On August 2 President Rahmon signed the highly controversial Parental Responsibility Law, stipulating that parents must prevent their children from participating in religious activity, except for state-sanctioned religious education, until they reach 18-years-old. Human rights groups, religious groups, and international bodies criticized the adoption of the law. In June the government passed amendments to the already restrictive 2009 religion law requiring students who wish to study at religious institutions abroad to first obtain state permission.
Under the pretext of combating extremist threats, Tajikistan continues to ban several peaceful minority Muslim groups. Christian minority denominations, such as Jehovah's Witnesses, are similarly banned. Local media continued to report on prosecutions of alleged members of Hizb ut-Tahrir and the Jamaat Tabligh movement.
Women and girls in Tajikistan continue to face gender-based discrimination and domestic violence; violence in the home impacts women and children alike. On July 28 the United Nations Women Office in Tajikistan hosted National Public Hearings with various stakeholders on the draft law on domestic violence, which has been under discussion for many years. At the hearing, participants raised concerns about the growing number of domestic violence cases in Tajikistan, and stated their plan to submit recommendations to further strengthen the law, according to news reports.
Key International Actors
The UN Human Rights Council's first Universal Periodic Review of Tajikistan took place in October and resulted in a number of key recommendations. Tajikistan committed to combat domestic violence, prevent abusive child labor, bring the definition of torture in line with the Convention Against Torture, and prevent and investigate alleged cases of torture. However, Tajikistan rejected key recommendations on religious freedom, such as revising the new Parental Responsibility Law, and left those related to media freedom pending until March 2012.
During a European tour in June, President Rahmon met with EU officials to discuss investment and bilateral cooperation in key areas including energy and security. Human rights concerns were featured in some of the meetings, including with Council of Europe Secretary General Thorbjorn Jagland and then-chairwoman of the European Parliament's Human Rights Subcommittee Heidi Hautala.
The EU held human rights dialogues with Tajikistan in February and October, but per established practice, did not make public any concrete results yielding from these exchanges, stating only that it had discussed human rights developments and recommendations on the right to a fair trial, judicial independence, and women's rights.

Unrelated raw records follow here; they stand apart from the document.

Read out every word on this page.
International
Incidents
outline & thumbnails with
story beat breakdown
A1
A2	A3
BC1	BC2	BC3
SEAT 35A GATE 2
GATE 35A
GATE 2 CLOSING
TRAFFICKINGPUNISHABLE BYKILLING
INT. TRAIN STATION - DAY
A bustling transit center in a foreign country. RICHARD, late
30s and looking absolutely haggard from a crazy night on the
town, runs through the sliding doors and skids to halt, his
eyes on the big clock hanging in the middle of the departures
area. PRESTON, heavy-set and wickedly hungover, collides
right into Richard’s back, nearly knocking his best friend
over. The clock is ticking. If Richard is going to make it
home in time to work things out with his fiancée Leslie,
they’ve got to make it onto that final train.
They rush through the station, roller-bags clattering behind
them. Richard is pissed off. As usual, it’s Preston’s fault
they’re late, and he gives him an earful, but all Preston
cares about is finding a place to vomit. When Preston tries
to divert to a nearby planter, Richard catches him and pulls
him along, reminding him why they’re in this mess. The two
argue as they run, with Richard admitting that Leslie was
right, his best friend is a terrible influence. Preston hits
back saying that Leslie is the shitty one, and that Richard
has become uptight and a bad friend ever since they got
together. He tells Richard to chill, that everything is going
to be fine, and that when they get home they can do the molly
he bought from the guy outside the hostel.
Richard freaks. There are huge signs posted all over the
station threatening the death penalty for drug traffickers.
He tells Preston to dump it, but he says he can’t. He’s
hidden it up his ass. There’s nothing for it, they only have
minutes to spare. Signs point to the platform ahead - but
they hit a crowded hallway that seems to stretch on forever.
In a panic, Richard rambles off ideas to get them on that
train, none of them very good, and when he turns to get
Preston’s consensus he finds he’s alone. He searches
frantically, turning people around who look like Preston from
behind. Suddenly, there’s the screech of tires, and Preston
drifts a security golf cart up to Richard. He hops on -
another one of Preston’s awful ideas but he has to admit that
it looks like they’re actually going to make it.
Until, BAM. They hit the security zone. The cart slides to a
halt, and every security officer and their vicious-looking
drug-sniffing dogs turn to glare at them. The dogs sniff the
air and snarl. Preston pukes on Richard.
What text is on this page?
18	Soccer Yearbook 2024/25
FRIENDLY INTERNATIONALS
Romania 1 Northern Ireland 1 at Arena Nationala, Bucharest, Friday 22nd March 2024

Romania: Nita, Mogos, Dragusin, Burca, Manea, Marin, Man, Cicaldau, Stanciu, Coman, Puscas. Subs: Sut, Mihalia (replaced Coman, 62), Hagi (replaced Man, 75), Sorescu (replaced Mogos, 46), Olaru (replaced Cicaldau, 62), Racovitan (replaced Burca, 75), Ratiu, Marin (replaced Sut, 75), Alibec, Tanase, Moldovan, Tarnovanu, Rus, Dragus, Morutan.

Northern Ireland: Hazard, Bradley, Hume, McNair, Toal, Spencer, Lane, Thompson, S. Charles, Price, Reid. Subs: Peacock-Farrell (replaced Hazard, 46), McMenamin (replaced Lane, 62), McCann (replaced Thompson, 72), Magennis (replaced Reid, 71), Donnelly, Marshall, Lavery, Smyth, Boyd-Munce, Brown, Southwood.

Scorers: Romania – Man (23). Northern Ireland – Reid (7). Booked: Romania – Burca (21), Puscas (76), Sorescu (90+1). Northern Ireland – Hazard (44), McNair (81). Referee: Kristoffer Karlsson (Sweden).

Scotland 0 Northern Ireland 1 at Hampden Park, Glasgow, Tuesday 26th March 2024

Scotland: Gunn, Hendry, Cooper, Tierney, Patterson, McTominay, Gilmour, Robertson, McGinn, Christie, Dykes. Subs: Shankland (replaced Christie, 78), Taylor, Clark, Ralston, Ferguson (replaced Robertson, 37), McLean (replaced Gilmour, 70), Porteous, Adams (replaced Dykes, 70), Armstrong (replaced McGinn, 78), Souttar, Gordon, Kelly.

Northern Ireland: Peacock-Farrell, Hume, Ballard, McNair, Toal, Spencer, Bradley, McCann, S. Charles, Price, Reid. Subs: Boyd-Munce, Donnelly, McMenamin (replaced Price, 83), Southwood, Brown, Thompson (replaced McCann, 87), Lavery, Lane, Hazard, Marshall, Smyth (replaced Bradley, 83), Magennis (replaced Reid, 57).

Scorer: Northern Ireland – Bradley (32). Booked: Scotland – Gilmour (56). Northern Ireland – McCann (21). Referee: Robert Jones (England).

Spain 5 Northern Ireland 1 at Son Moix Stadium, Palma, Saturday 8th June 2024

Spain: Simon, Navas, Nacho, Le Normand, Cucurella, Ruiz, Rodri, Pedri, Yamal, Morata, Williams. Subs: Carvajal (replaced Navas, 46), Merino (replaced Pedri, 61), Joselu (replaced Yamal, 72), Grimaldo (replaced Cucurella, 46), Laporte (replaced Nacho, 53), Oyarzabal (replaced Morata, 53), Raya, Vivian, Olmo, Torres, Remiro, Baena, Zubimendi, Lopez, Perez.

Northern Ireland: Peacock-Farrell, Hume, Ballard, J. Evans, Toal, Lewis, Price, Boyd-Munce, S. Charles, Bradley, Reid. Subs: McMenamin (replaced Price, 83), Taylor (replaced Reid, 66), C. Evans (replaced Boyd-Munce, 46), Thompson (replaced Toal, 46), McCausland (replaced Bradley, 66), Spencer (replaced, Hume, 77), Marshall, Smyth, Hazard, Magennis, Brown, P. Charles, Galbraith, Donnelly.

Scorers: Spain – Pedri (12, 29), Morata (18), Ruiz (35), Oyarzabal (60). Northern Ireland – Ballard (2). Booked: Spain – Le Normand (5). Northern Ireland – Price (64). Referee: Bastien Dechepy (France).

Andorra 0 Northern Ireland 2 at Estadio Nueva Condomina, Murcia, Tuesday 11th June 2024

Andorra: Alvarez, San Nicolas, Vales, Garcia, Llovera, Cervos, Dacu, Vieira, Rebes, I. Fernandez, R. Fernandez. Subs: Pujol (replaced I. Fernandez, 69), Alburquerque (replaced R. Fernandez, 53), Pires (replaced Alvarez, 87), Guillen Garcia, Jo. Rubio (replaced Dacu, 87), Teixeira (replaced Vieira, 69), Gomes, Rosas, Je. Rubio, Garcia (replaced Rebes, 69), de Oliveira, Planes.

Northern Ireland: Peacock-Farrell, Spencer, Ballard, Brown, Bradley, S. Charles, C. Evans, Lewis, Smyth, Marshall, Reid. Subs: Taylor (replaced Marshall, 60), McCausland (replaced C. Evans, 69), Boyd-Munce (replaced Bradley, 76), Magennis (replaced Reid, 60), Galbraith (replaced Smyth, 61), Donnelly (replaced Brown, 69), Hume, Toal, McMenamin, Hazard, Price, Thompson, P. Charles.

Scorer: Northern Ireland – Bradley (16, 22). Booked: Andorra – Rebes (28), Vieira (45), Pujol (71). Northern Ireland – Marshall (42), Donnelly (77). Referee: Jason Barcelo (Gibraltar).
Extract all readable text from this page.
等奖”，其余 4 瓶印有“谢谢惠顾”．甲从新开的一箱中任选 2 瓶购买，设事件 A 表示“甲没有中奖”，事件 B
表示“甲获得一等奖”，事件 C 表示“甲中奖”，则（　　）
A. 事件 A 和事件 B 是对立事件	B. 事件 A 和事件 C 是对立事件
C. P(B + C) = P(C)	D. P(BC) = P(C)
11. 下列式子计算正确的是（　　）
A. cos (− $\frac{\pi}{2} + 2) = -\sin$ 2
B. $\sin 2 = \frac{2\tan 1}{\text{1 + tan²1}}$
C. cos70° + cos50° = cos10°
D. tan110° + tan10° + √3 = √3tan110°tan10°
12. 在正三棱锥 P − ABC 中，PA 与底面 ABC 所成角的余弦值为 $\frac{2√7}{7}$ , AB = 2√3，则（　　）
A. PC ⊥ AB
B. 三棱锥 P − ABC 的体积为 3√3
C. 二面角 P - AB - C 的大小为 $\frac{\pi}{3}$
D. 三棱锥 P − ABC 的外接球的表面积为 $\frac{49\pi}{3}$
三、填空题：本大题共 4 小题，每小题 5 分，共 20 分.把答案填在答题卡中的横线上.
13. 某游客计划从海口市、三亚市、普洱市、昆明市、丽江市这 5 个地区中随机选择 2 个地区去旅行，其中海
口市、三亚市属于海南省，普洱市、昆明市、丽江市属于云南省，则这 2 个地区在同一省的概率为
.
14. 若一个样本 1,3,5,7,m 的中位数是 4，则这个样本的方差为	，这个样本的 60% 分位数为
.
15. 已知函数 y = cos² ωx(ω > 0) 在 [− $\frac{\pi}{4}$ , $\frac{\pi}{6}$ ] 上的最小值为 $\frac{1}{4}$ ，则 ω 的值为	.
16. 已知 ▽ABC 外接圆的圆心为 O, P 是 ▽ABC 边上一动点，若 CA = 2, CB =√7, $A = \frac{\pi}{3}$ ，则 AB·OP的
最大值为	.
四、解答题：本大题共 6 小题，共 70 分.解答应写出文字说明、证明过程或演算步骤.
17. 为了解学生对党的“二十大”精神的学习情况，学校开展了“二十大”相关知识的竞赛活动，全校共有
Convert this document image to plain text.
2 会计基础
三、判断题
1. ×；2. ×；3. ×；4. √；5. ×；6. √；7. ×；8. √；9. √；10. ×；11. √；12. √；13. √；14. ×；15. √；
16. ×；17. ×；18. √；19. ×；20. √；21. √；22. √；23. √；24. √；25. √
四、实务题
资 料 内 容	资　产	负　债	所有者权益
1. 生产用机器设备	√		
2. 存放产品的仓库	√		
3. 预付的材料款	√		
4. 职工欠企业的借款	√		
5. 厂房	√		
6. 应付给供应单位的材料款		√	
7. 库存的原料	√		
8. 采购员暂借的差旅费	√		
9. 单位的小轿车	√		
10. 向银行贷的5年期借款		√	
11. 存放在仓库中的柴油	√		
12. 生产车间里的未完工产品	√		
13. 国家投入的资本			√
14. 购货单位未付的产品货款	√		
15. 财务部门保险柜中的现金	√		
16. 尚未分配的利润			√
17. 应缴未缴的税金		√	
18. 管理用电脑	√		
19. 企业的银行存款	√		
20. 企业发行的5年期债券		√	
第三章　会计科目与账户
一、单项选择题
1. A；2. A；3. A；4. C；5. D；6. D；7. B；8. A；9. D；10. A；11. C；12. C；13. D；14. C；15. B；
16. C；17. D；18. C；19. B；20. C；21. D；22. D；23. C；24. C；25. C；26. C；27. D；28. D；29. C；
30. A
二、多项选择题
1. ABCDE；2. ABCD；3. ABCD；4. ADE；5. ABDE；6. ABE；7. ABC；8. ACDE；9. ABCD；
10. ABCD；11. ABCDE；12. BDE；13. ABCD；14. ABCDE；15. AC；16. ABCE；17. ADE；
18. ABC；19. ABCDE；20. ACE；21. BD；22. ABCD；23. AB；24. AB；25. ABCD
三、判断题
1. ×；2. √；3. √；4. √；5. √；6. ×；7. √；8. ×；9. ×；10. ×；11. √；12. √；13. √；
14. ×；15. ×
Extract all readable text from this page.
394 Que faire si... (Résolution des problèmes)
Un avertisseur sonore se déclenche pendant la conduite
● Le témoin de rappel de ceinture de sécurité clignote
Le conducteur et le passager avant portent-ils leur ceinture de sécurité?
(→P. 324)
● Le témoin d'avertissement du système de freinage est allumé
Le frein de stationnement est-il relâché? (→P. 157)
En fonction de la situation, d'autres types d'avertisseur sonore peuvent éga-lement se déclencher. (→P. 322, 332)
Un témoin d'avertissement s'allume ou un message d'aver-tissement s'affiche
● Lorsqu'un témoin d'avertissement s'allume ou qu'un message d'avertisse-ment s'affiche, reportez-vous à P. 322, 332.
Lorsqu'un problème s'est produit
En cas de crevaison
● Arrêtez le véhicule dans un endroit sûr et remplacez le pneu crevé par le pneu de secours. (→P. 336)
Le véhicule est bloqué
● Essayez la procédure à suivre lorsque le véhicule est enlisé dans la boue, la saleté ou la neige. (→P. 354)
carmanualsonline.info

A July civil society seminar organized by the EU in Dushanbe focused on labor migrants' rights and resulted in recommendations submitted to the Tajik government.
The US held its second Annual Bilateral Consultations with Tajikistan in April. According to a US embassy statement, Assistant Secretary of State Robert Blake raised human rights and freedom of media concerns during a meeting with President Rahmon, and met with representatives of political parties and civil society. The US made a number of critical statements on media and religious freedoms in Tajikistan over the year, including by US Secretary of State Hillary Clinton during an October visit to Dushanbe. On March 3, US Ambassador to the OSCE Ian Kelly identified Tajikistan as a government that "cite[s] concerns about political security as a basis to repress peaceful religious practice."